In all of the preceding, though, the operative noun is the “market”. Amongst its many definitions, easily the most commonplace is that “the market is a place where buyers and sellers meet”. If, however, the forces of supply and demand must exhibit the reciprocal effects described earlier, then the market’s processes must be as transparent as they are competitive. In other words, it should be as easy for inefficient suppliers to restructure their processes, up to and including firing staff (or, failing which, they quit the market), as it should be for more efficient suppliers (because of new and better processes) to enter into the market. Of course, the latter will bring in new staff (maybe not in the old numbers); and, again, society is the wealthier as a result.
Anyone who has followed, however cursorily, the shenanigans in the wake of the central government’s attempts earlier this year to remove the subsidy on petrol would realise that what passes for the domestic “market” for fuel is anything but transparent and/or competitive. On account of which, it makes little sense to hope that the demand side of the “market” will benefit from either more competiive prices, or from product/service differentiation on the back of the planned price reforms. One cannot ignore the chicken-and-egg quality to this problem. Do we remove market rigidities first, before freeing prices? Given that corruption is the major structural problem here, this then becomes a life-time task. In the alternative, do we free prices in one fell swoop, praying that the “big bang” approach forces the impediments out of the way? Ordinarily, this dilemma ought to be easy to redress. We have seen “natural monopolies” successfully privatised elsewhere. Still, just as a market needs be transparent and competitive to allocate resources properly, a competent regulator is needed to keep an inefficient market chugging along until such time as the structural rigidities which conduce to these inefficiencies are overcome.

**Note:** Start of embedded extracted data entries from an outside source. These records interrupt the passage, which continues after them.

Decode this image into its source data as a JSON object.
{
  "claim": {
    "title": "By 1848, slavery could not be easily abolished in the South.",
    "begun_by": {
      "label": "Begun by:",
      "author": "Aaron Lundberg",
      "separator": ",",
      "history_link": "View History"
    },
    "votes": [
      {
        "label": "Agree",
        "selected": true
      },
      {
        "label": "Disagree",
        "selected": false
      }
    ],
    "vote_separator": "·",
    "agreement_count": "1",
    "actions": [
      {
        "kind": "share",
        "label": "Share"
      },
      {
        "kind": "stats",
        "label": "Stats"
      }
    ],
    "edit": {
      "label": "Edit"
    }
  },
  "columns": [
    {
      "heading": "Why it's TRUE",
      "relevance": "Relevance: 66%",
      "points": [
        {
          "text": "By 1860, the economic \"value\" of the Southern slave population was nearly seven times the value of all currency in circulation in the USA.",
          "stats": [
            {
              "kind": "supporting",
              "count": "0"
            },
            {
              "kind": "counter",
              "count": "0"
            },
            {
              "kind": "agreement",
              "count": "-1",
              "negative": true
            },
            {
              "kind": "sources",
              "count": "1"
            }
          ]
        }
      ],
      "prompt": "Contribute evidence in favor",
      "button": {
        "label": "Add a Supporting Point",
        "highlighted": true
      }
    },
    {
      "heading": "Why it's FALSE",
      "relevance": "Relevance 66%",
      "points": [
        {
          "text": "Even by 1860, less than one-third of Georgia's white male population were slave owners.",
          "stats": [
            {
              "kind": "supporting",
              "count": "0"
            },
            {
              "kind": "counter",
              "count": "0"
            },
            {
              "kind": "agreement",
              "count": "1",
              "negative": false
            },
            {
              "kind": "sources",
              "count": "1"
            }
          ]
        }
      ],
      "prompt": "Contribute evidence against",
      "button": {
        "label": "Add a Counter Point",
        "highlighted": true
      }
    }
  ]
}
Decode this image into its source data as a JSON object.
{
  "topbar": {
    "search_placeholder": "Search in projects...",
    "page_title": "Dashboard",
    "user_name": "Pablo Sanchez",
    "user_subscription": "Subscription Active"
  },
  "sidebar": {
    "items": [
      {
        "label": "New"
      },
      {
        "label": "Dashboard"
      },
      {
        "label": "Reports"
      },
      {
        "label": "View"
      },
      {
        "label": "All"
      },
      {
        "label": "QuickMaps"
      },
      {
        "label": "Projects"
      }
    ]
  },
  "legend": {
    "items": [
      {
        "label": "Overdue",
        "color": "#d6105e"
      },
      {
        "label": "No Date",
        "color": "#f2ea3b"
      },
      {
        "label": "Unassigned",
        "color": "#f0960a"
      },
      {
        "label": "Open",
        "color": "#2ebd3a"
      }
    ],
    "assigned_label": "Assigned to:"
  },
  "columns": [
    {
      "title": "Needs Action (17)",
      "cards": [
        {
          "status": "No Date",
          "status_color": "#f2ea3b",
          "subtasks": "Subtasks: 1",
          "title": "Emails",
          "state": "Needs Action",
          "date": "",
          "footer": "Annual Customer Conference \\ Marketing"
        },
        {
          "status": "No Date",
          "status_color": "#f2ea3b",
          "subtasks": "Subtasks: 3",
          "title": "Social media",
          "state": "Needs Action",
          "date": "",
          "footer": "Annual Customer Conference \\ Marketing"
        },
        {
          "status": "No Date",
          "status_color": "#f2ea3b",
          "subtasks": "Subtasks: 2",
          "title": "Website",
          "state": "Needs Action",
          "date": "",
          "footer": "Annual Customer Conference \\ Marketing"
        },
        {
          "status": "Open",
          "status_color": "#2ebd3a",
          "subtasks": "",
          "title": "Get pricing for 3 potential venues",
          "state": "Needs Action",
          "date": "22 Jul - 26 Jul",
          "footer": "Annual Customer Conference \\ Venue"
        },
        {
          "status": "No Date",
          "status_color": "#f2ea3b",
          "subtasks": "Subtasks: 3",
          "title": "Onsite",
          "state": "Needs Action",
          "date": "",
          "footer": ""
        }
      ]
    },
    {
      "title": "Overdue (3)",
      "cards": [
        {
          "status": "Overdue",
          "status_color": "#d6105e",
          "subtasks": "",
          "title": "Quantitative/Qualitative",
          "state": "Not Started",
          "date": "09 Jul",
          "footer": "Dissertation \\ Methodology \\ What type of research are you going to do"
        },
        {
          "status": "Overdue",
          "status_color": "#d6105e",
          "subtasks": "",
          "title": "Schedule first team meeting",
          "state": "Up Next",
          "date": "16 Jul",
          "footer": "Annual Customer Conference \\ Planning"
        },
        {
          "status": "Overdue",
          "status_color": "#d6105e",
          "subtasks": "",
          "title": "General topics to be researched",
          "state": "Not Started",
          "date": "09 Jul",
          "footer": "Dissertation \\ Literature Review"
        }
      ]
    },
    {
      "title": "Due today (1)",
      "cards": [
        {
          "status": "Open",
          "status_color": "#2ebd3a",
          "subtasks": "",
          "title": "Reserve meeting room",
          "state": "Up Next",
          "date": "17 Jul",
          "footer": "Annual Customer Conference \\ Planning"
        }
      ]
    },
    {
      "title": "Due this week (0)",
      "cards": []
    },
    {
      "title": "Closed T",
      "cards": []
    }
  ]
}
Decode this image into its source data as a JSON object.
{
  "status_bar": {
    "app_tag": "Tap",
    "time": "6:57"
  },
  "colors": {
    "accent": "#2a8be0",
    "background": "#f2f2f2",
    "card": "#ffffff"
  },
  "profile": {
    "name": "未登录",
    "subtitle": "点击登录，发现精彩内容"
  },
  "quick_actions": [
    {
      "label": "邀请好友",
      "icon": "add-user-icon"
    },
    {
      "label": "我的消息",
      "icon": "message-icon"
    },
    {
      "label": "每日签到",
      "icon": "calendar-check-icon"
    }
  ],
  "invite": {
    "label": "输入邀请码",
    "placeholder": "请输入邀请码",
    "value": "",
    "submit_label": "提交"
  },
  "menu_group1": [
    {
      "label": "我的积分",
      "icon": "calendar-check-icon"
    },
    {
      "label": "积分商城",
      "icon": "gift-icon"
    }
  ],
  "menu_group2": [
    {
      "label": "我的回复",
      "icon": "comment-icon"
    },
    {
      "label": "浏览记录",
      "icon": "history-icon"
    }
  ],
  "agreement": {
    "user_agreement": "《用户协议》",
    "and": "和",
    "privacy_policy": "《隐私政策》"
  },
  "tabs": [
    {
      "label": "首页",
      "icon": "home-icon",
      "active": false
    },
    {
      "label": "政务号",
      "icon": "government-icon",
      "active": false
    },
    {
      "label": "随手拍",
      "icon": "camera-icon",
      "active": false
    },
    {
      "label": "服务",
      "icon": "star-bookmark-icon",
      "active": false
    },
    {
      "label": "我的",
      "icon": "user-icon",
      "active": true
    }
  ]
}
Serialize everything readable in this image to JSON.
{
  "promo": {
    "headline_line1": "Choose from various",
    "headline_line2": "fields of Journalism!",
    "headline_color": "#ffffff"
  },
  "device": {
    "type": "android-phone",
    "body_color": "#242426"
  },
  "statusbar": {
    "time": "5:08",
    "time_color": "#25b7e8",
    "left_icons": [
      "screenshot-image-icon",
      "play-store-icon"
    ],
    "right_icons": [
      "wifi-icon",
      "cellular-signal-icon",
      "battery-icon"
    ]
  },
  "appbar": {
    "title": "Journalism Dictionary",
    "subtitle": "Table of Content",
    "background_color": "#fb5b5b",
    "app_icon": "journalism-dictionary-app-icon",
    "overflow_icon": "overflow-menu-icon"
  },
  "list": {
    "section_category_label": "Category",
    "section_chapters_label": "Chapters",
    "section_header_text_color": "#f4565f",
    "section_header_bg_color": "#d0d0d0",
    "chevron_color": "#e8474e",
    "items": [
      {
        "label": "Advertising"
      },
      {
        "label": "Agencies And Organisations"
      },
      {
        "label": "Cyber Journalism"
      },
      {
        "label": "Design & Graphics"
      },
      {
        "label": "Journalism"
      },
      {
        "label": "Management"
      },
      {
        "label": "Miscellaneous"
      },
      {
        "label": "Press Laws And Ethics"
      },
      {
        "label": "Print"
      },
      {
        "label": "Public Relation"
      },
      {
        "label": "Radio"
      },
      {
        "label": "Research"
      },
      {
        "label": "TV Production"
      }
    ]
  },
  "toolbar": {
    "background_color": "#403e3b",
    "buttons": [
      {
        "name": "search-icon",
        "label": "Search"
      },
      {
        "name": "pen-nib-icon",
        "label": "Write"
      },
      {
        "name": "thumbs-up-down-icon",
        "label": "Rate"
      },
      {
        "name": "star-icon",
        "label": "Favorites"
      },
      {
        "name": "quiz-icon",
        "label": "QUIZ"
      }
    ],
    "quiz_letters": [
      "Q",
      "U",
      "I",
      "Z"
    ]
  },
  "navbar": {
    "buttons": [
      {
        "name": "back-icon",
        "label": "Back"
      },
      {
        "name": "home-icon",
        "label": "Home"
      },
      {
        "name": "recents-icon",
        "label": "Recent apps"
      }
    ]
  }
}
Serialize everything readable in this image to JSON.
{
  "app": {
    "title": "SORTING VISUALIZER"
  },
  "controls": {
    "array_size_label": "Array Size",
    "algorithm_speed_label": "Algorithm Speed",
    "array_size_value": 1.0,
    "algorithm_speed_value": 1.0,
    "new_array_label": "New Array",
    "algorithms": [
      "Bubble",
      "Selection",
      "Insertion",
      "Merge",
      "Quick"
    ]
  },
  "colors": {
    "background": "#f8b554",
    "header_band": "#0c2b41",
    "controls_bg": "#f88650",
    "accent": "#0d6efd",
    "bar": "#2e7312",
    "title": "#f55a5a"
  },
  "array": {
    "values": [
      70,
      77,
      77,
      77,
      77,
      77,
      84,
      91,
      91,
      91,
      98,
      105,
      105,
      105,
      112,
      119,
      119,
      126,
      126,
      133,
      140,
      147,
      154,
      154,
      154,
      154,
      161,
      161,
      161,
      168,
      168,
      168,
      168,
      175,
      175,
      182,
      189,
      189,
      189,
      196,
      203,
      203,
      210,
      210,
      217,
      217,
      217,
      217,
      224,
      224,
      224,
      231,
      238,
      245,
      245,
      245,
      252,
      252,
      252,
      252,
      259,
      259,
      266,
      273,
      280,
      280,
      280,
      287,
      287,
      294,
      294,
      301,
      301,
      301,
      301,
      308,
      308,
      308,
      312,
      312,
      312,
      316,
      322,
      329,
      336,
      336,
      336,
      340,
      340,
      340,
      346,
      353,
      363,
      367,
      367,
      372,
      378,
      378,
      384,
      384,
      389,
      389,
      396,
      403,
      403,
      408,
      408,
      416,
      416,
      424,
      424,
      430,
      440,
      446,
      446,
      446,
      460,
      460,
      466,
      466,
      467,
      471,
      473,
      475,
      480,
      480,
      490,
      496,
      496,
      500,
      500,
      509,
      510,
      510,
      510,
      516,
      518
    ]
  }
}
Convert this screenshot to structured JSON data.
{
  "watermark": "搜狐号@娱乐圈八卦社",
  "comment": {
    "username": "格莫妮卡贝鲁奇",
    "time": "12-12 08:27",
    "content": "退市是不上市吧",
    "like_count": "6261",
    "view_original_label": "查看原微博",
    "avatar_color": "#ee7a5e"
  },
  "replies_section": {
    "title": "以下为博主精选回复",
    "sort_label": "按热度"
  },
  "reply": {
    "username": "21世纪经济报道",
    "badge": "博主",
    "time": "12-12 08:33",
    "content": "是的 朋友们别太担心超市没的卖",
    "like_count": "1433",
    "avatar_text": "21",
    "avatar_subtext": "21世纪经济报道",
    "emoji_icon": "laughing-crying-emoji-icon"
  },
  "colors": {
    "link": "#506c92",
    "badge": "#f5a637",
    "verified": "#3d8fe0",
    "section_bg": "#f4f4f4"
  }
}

Our tragedy, as we pretend to reform the economy, lies in our failure to acknowledge that government must pass muster, if it is to superintend a functioning market economy. No regulatory capture. No vested interests. No corruption (or at least not on the industrial scale that we have here). A competent government is also described in terms of its ability to provide non-disruptive responses to market failures. Or, in extremely poor economies such as ours, to the challenge of ensuring that the poor and the vulnerable do not suffer a disabling exclusion from economic opportunities on account of their relative lack of the wherewithal to participate in a free market.